5. Polished HTML Test Report Generation
The core reporting logic overrides the default UnittestReport implementation to generate visually appealing HTML reports instead of plain text output. Each test case displays complete details including input data, expected results, actual results, and execution duration for full visibility into the test workflow.
Report Style Options
- Style 1: Clean, minimal layout focused on test case details
- Style 2: Compact dashboard view with summary statistics and detailed breakdowns
Additionally, test case results are automatically synced back to the source Excel file for permanent record-keeping.

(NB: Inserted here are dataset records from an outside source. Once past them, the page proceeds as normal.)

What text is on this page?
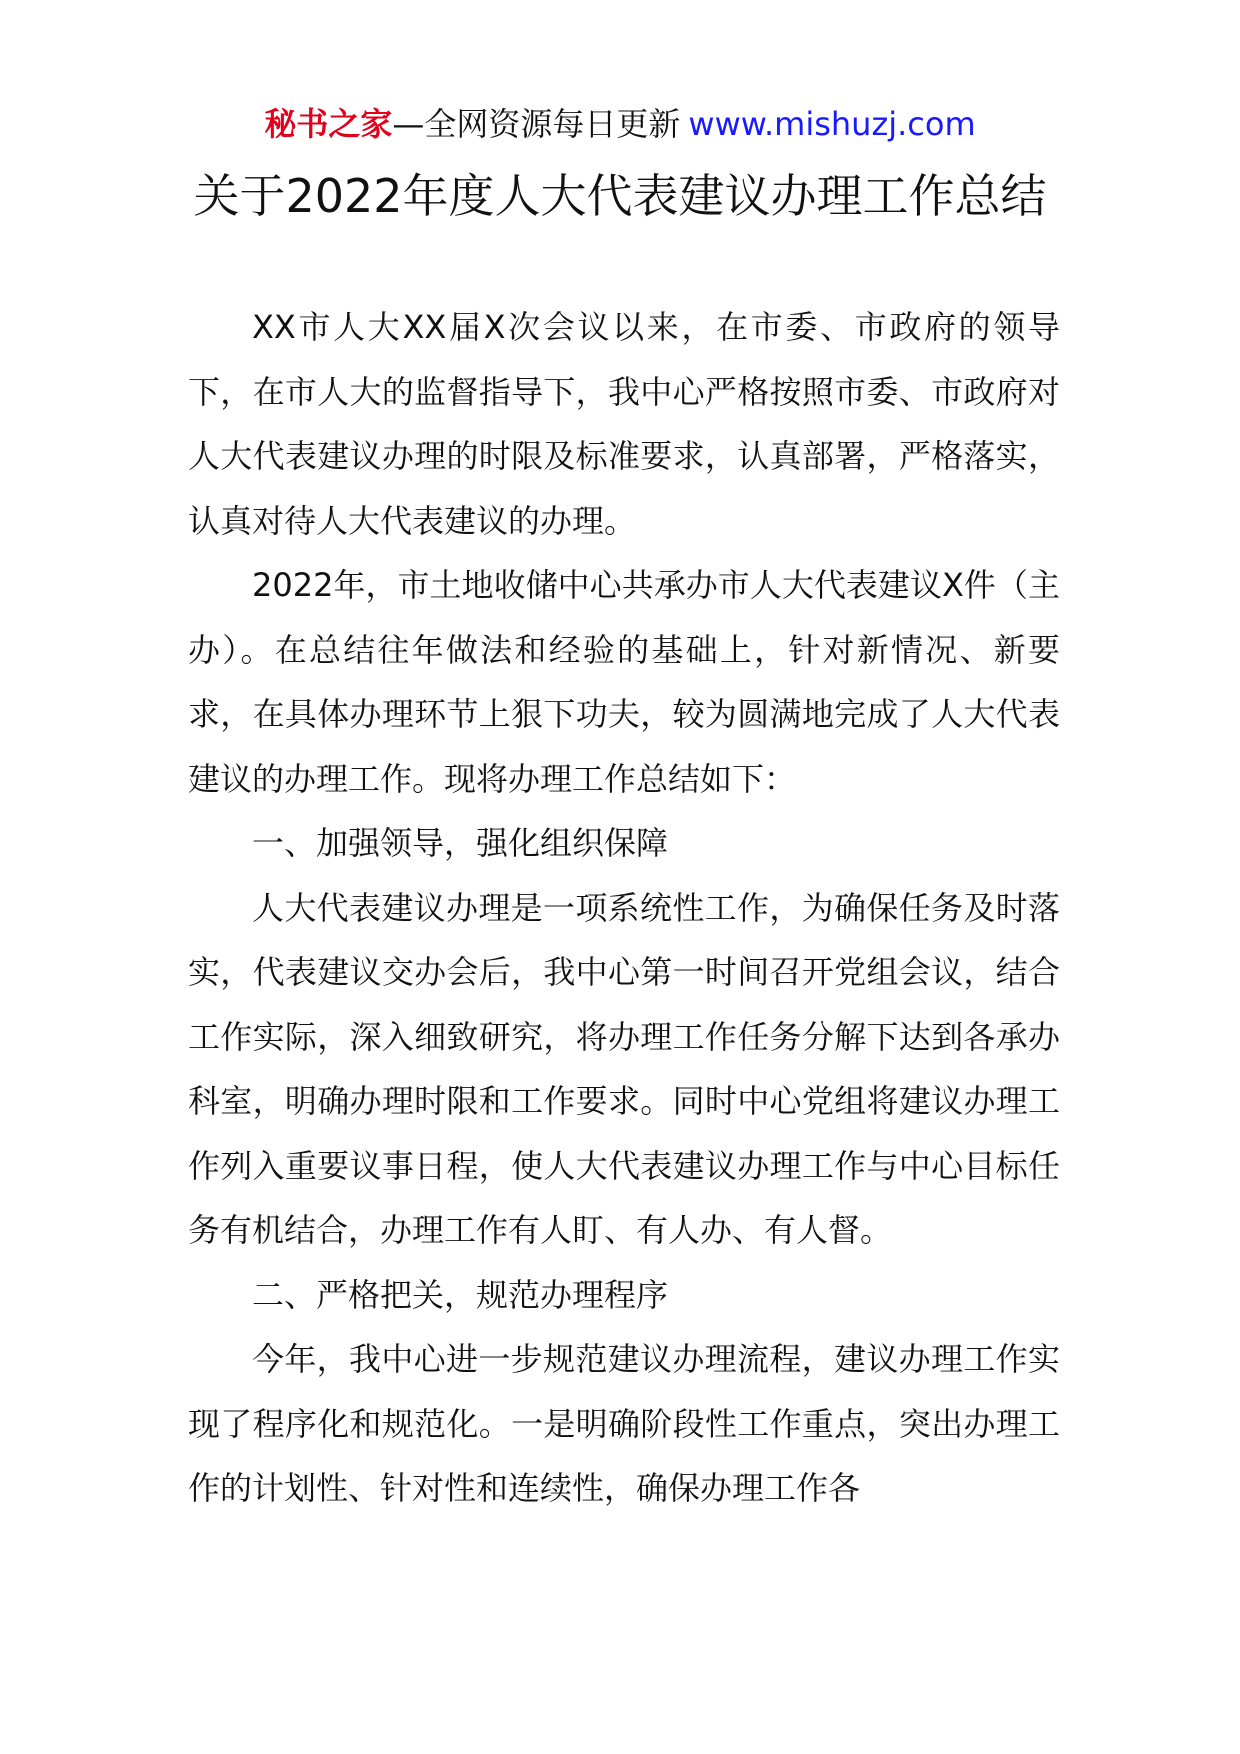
秘书之家—全网资源每日更新 www.mishuzj.com
关于2022年度人大代表建议办理工作总结

XX市人大XX届X次会议以来，在市委、市政府的领导下，在市人大的监督指导下，我中心严格按照市委、市政府对人大代表建议办理的时限及标准要求，认真部署，严格落实，认真对待人大代表建议的办理。

2022年，市土地收储中心共承办市人大代表建议X件（主办）。在总结往年做法和经验的基础上，针对新情况、新要求，在具体办理环节上狠下功夫，较为圆满地完成了人大代表建议的办理工作。现将办理工作总结如下：

一、加强领导，强化组织保障

人大代表建议办理是一项系统性工作，为确保任务及时落实，代表建议交办会后，我中心第一时间召开党组会议，结合工作实际，深入细致研究，将办理工作任务分解下达到各承办科室，明确办理时限和工作要求。同时中心党组将建议办理工作列入重要议事日程，使人大代表建议办理工作与中心目标任务有机结合，办理工作有人盯、有人办、有人督。

二、严格把关，规范办理程序

今年，我中心进一步规范建议办理流程，建议办理工作实现了程序化和规范化。一是明确阶段性工作重点，突出办理工作的计划性、针对性和连续性，确保办理工作各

6. Team Notification Integration
After test execution completes, the generated report and execution metrics can be passed to dedicated notification modules to send updates via:
- SMTP email with report attachment
- DingTalk group bot messages
- WeChat Work bot notifications
This ensures all team members receive real-time updates on test progress and results.